I mention all this because I find that I often feel a little embarrassment whenever I'm watching non wam porn (especially if it involves penetration) I love it but it still makes me a little uncomfortable. I've also noticed that it takes me longer to climax when watching non wam porn.
I've never had a full on relationship in fact I'm a still virgin and I'm worried about this causing difficulties as not every potential partner will likely have the same interest in wam.
Hey mang, good things come to those who wait...but if u meet someone just take it slow and eventually u have to confide bc u don't wanna hide things from significant others...I have and the relationships failed bc I was a baby and wouldn't pony up....I also was not a fan of b3ing intimate bc I'm somewhat asecusl to a point and now I have a gf of a month and she is super fun n silly so I'm about t0 expose it for the first time...but I shouldn't have waited ...maybe some of the exes would've had fun doin it or just did it bc they want u to be happy. Just wait for the right time but don't hide it forever bc u never know and honesty is the best policy...coming from experience. Good luck hope this helps
When talking about wam, be happy, confident, just share what you like and smile about it.
Nothing puts off a significant other like someone acting all embarrassed and feeling as if they have a weird problem when discussing a turn-on. Just treat it like the happy and fun thing that it is.
I initially came clean about being into wam when my girlfriend asked me if I've ever regretted beating it to something and my answer was some lady getting soaking wet in a dress on a game show. I thought she was going to be hella weirded out between that and the fact that I'm extremely into the maxi dress/Jean jacket combo and instead she found it extremely attractive that I know exactly what I'm into.
Advice: If it bothers you seek a sex and relationship counsellor. google COSRT as a starting point.
No advice as I can't give any as you are you and advice can only come from my personal world. I will say...
Porn isn't real.
Any feelings you have for it are about porn itself, so they don't need to transfer to real life encounters. Talk to your partner about what they want and like Lose the shame around sex as it's not needed. Don't worry about 'getting things wrong' because you can apologise, learn and try again. Don't let fear/anxiety cripple you.
You have time now to get a real sex education, and again, that is NOT porn.

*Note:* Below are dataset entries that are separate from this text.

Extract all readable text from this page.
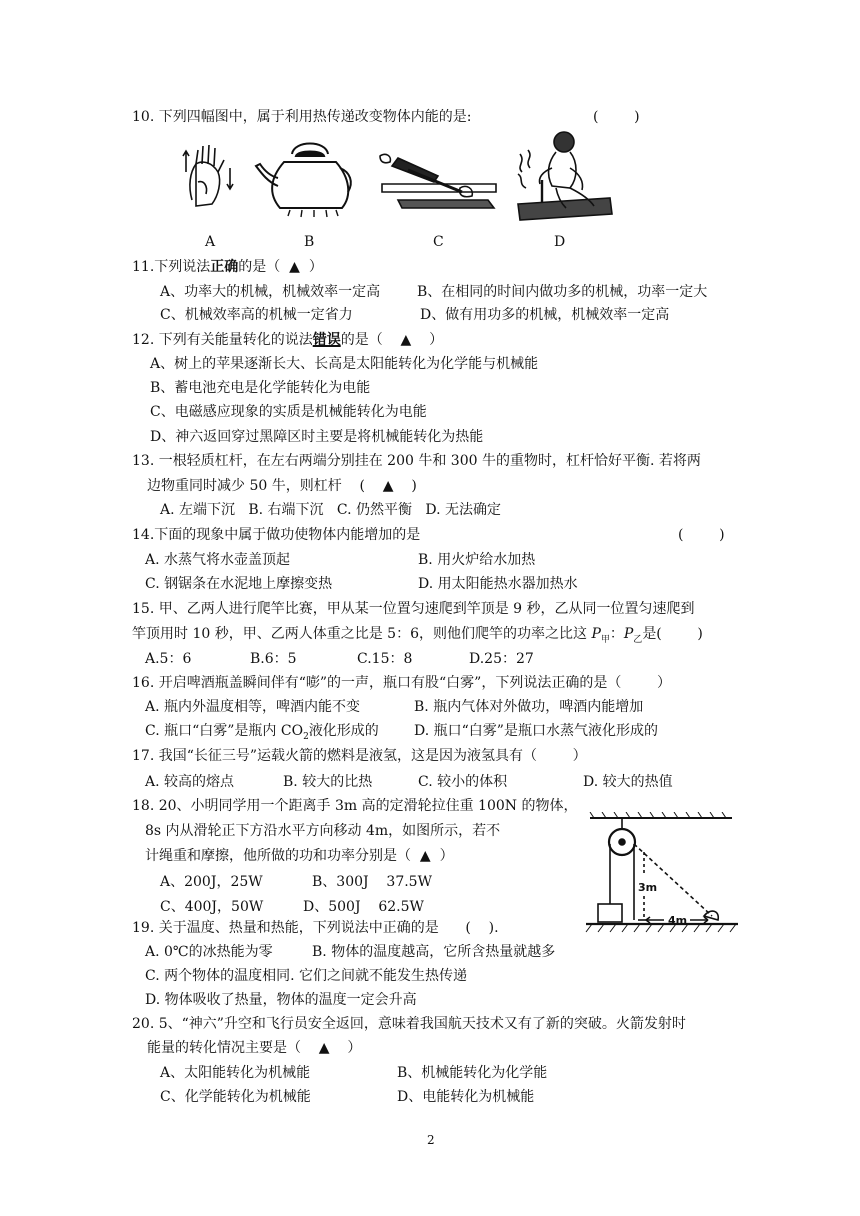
10. 下列四幅图中，属于利用热传递改变物体内能的是:	(        )
A	B	C	D
11.下列说法正确的是（  ▲  ）
A、功率大的机械，机械效率一定高	B、在相同的时间内做功多的机械，功率一定大
C、机械效率高的机械一定省力	D、做有用功多的机械，机械效率一定高
12. 下列有关能量转化的说法错误的是（    ▲    ）
A、树上的苹果逐渐长大、长高是太阳能转化为化学能与机械能
B、蓄电池充电是化学能转化为电能
C、电磁感应现象的实质是机械能转化为电能
D、神六返回穿过黑障区时主要是将机械能转化为热能
13. 一根轻质杠杆，在左右两端分别挂在 200 牛和 300 牛的重物时，杠杆恰好平衡. 若将两
边物重同时减少 50 牛，则杠杆    (    ▲    )
A. 左端下沉   B. 右端下沉   C. 仍然平衡   D. 无法确定
14.下面的现象中属于做功使物体内能增加的是	(        )
A. 水蒸气将水壶盖顶起	B. 用火炉给水加热
C. 钢锯条在水泥地上摩擦变热	D. 用太阳能热水器加热水
15. 甲、乙两人进行爬竿比赛，甲从某一位置匀速爬到竿顶是 9 秒，乙从同一位置匀速爬到
竿顶用时 10 秒，甲、乙两人体重之比是 5：6，则他们爬竿的功率之比这 $P_甲$：$P_乙$是(        )
A.5：6	B.6：5	C.15：8	D.25：27
16. 开启啤酒瓶盖瞬间伴有“嘭”的一声，瓶口有股“白雾”，下列说法正确的是（        ）
A. 瓶内外温度相等，啤酒内能不变	B. 瓶内气体对外做功，啤酒内能增加
C. 瓶口“白雾”是瓶内 $CO_2$液化形成的	D. 瓶口“白雾”是瓶口水蒸气液化形成的
17. 我国“长征三号”运载火箭的燃料是液氢，这是因为液氢具有（        ）
A. 较高的熔点	B. 较大的比热	C. 较小的体积	D. 较大的热值
18. 20、小明同学用一个距离手 3m 高的定滑轮拉住重 100N 的物体，
8s 内从滑轮正下方沿水平方向移动 4m，如图所示，若不
计绳重和摩擦，他所做的功和功率分别是（  ▲  ）
A、200J，25W	B、300J    37.5W
C、400J，50W	D、500J    62.5W
3m
4m
19. 关于温度、热量和热能，下列说法中正确的是      (    ).
A. 0℃的冰热能为零	B. 物体的温度越高，它所含热量就越多
C. 两个物体的温度相同. 它们之间就不能发生热传递
D. 物体吸收了热量，物体的温度一定会升高
20. 5、“神六”升空和飞行员安全返回，意味着我国航天技术又有了新的突破。火箭发射时
能量的转化情况主要是（    ▲    ）
A、太阳能转化为机械能	B、机械能转化为化学能
C、化学能转化为机械能	D、电能转化为机械能
2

As for WAM: Most partners won't have any interest in WAM. But they will be interested in you, so telling them is the only way they can learn. Trust me, they will have strange little turn-ons too and by telling them, they will tell you about themselves and you'll both be good. If they don't like it, then that's ok as you have lost nothing. If they leave (hard limits) then that's ok too as it's their choice and they were not the person for the real you. Communication and honesty is the key thing in relationships. (FYI, I'm a sex and relationship counsellor).